Au point de vue social, le motif du législateur hindou a certainement sa valeur; mais il ne doit pas primer la justice, ni dispenser de la loyauté.

N° 8.--Conseils d'Ovide pour la séduction.

Ces conseils pour la séduction d'une jeune fille ressemblent fort, d'ailleurs, à ceux qu'Ovide donne pour faire la conquête d'une belle.

«Si votre belle, dit-il, n'a pour vous que des rigueurs, ne perdez pas courage elle s'adoucira. Cédez d'abord pour vaincre ensuite.

«Quelqu'office qu'elle exige, remplissez-le promptement; blâmez ce qu'elle blâme, approuvez ce qu'elle approuve, assurez ce qu'elle assure, niez ce qu'elle nie, riez ou pleurez avec elle, composez votre visage sur le sien; si elle veut manier le _dévidoir_, son coup joué, manquez le vôtre exprès et passez-lui la main.

«Tenez vous-même le parasol déployé sur sa tête, frayez-lui le chemin à travers la foule; approchez avec empressement le marchepied de son lit; mettez ou ôtez la chaussure de ses pieds.

«Fussiez-vous transi de froid, réchauffez dans votre sein ses mains glacées; n'ayez pas honte de tenir le miroir devant elle, le plaisir vous dédommagera de cet office servile.

«La nuit, quand elle reviendra chez elle au sortir d'un souper, mettez-vous à sa disposition si elle demande quelqu'un.

«Si votre belle vous ordonne de vous trouver quelque part, soyez-y avant l'heure prescrite; si elle vous appelle de la campagne, volez chez elle; qu'aucun obstacle ne vous arrête.

«Si vous ne pouvez faire à votre maîtresse que de légers présents, ayez soin de les bien choisir et de les offrir à propos.

«Quand vous serez décidé à faire quelque chose que vous croirez utile, faites en sorte que votre amie l'ait demandé.

«Vous voulez donner la liberté à un esclave, qu'il la fasse solliciter par elle; vous voulez accorder à un autre la grâce d'un châtiment, qu'elle vous en ait l'obligation; en agissant ainsi elle s'imaginera qu'elle a tout pouvoir sur vous.

«Faites-lui croire que vous êtes ravi de ses parures et de ses charmes. Admirez ses bras quand elle danse, sa voix quand elle chante et, quand elle a cessé, regrettez qu'elle ait sitôt fini.

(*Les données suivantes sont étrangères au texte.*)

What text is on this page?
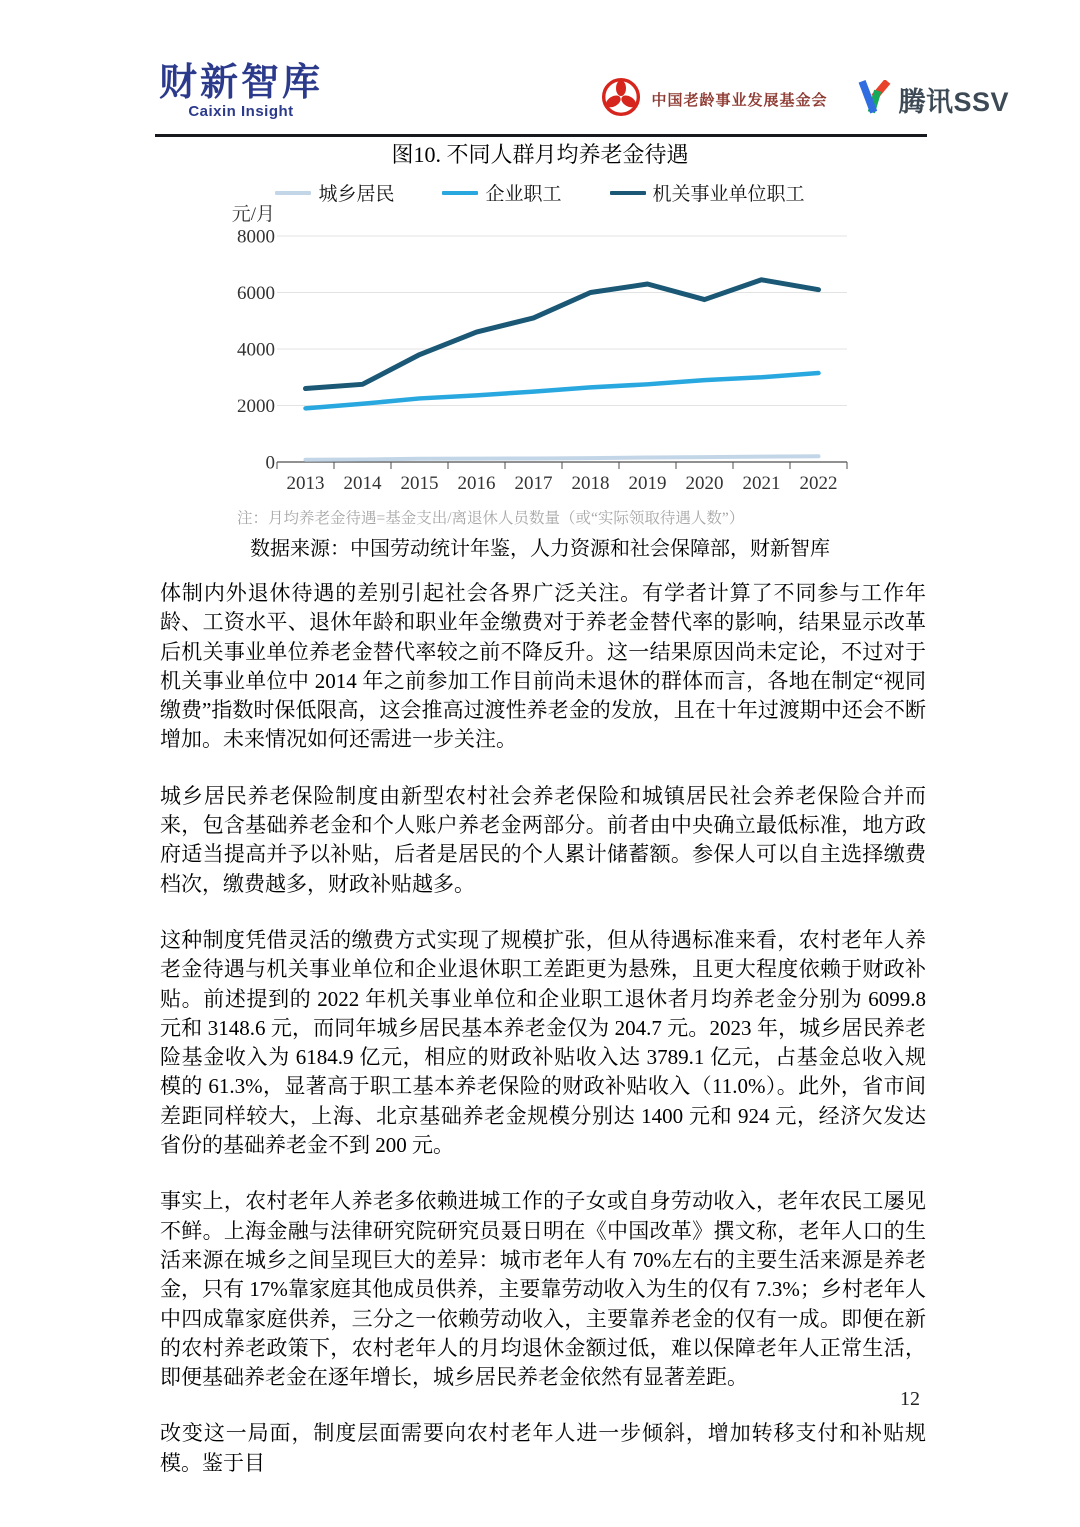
财新智库
Caixin Insight
中国老龄事业发展基金会	腾讯SSV
图10. 不同人群月均养老金待遇
城乡居民	企业职工	机关事业单位职工
元/月
0
2000
4000
6000
8000
2013 2014 2015 2016 2017 2018 2019 2020 2021 2022
注：月均养老金待遇=基金支出/离退休人员数量（或“实际领取待遇人数”）
数据来源：中国劳动统计年鉴，人力资源和社会保障部，财新智库

体制内外退休待遇的差别引起社会各界广泛关注。有学者计算了不同参与工作年龄、工资水平、退休年龄和职业年金缴费对于养老金替代率的影响，结果显示改革后机关事业单位养老金替代率较之前不降反升。这一结果原因尚未定论，不过对于机关事业单位中 2014 年之前参加工作目前尚未退休的群体而言，各地在制定“视同缴费”指数时保低限高，这会推高过渡性养老金的发放，且在十年过渡期中还会不断增加。未来情况如何还需进一步关注。

城乡居民养老保险制度由新型农村社会养老保险和城镇居民社会养老保险合并而来，包含基础养老金和个人账户养老金两部分。前者由中央确立最低标准，地方政府适当提高并予以补贴，后者是居民的个人累计储蓄额。参保人可以自主选择缴费档次，缴费越多，财政补贴越多。

这种制度凭借灵活的缴费方式实现了规模扩张，但从待遇标准来看，农村老年人养老金待遇与机关事业单位和企业退休职工差距更为悬殊，且更大程度依赖于财政补贴。前述提到的 2022 年机关事业单位和企业职工退休者月均养老金分别为 6099.8 元和 3148.6 元，而同年城乡居民基本养老金仅为 204.7 元。2023 年，城乡居民养老险基金收入为 6184.9 亿元，相应的财政补贴收入达 3789.1 亿元，占基金总收入规模的 61.3%，显著高于职工基本养老保险的财政补贴收入（11.0%）。此外，省市间差距同样较大，上海、北京基础养老金规模分别达 1400 元和 924 元，经济欠发达省份的基础养老金不到 200 元。

事实上，农村老年人养老多依赖进城工作的子女或自身劳动收入，老年农民工屡见不鲜。上海金融与法律研究院研究员聂日明在《中国改革》撰文称，老年人口的生活来源在城乡之间呈现巨大的差异：城市老年人有 70%左右的主要生活来源是养老金，只有 17%靠家庭其他成员供养，主要靠劳动收入为生的仅有 7.3%；乡村老年人中四成靠家庭供养，三分之一依赖劳动收入，主要靠养老金的仅有一成。即便在新的农村养老政策下，农村老年人的月均退休金额过低，难以保障老年人正常生活，即便基础养老金在逐年增长，城乡居民养老金依然有显著差距。

改变这一局面，制度层面需要向农村老年人进一步倾斜，增加转移支付和补贴规模。鉴于目

12
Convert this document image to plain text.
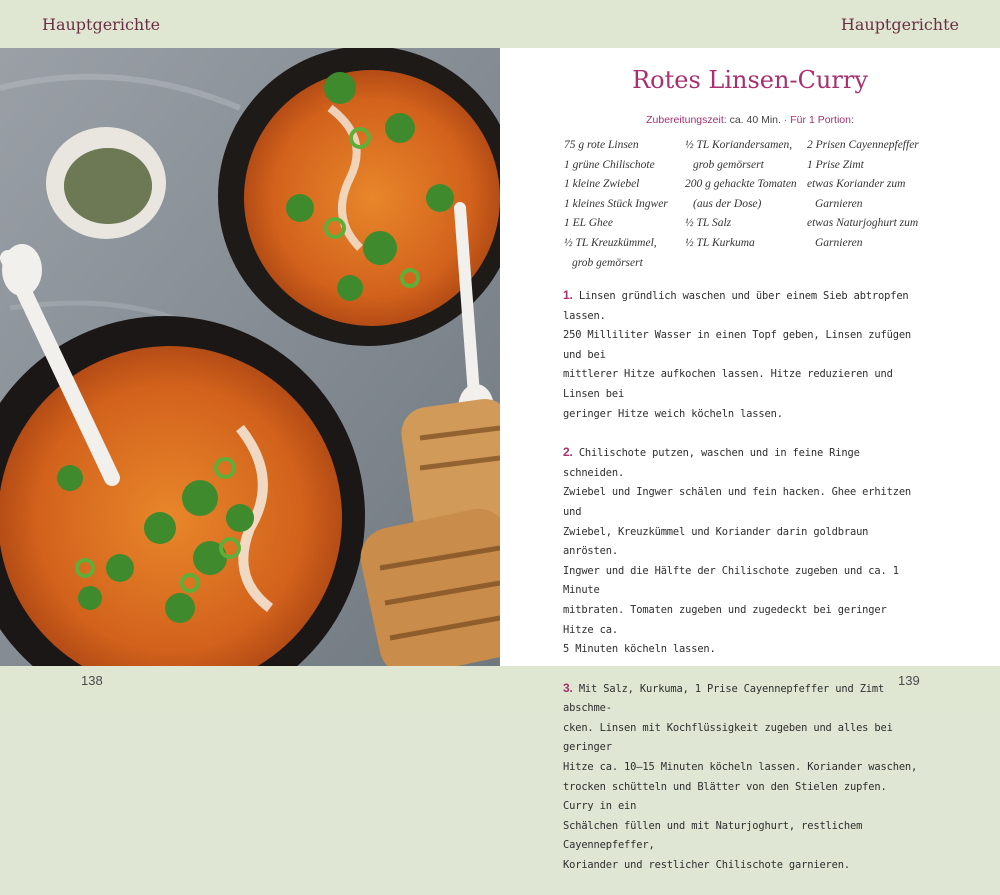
Hauptgerichte	Hauptgerichte
Rotes Linsen-Curry
Zubereitungszeit: ca. 40 Min. · Für 1 Portion:
75 g rote Linsen
1 grüne Chilischote
1 kleine Zwiebel
1 kleines Stück Ingwer
1 EL Ghee
½ TL Kreuzkümmel,
grob gemörsert
½ TL Koriandersamen,
grob gemörsert
200 g gehackte Tomaten
(aus der Dose)
½ TL Salz
½ TL Kurkuma
2 Prisen Cayennepfeffer
1 Prise Zimt
etwas Koriander zum
Garnieren
etwas Naturjoghurt zum
Garnieren
1. Linsen gründlich waschen und über einem Sieb abtropfen lassen.
250 Milliliter Wasser in einen Topf geben, Linsen zufügen und bei
mittlerer Hitze aufkochen lassen. Hitze reduzieren und Linsen bei
geringer Hitze weich köcheln lassen.
2. Chilischote putzen, waschen und in feine Ringe schneiden.
Zwiebel und Ingwer schälen und fein hacken. Ghee erhitzen und
Zwiebel, Kreuzkümmel und Koriander darin goldbraun anrösten.
Ingwer und die Hälfte der Chilischote zugeben und ca. 1 Minute
mitbraten. Tomaten zugeben und zugedeckt bei geringer Hitze ca.
5 Minuten köcheln lassen.
3. Mit Salz, Kurkuma, 1 Prise Cayennepfeffer und Zimt abschme-
cken. Linsen mit Kochflüssigkeit zugeben und alles bei geringer
Hitze ca. 10–15 Minuten köcheln lassen. Koriander waschen,
trocken schütteln und Blätter von den Stielen zupfen. Curry in ein
Schälchen füllen und mit Naturjoghurt, restlichem Cayennepfeffer,
Koriander und restlicher Chilischote garnieren.
138	139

«Exprimez d'une voix tremblante de plaisir le ravissement de ses caresses; surtout sachez dissimuler avec adresse; que votre visage ne démente jamais vos paroles et que votre maîtresse ne puisse jamais soupçonner votre sincérité.

«Tâchez, au prix même de tous les ennuis, de vous attacher son coeur par l'habitude, le plus puissant des liens. Qu'elle vous voie, qu'elle vous entende sans cesse; soyez nuit et jour près d'elle. Mais quand vous serez bien sûr qu'elle peut vous regretter, éloignez-vous pour qu'elle sente le vide. Le repos, d'ailleurs, vous sera utile: un champ reposé rend la semence avec usure. Mais ne prolongez pas trop votre absence. Car le temps dissipe les inquiétudes et les regrets; l'amant qu'on ne voit plus est bientôt oublié et sera vite remplacé.»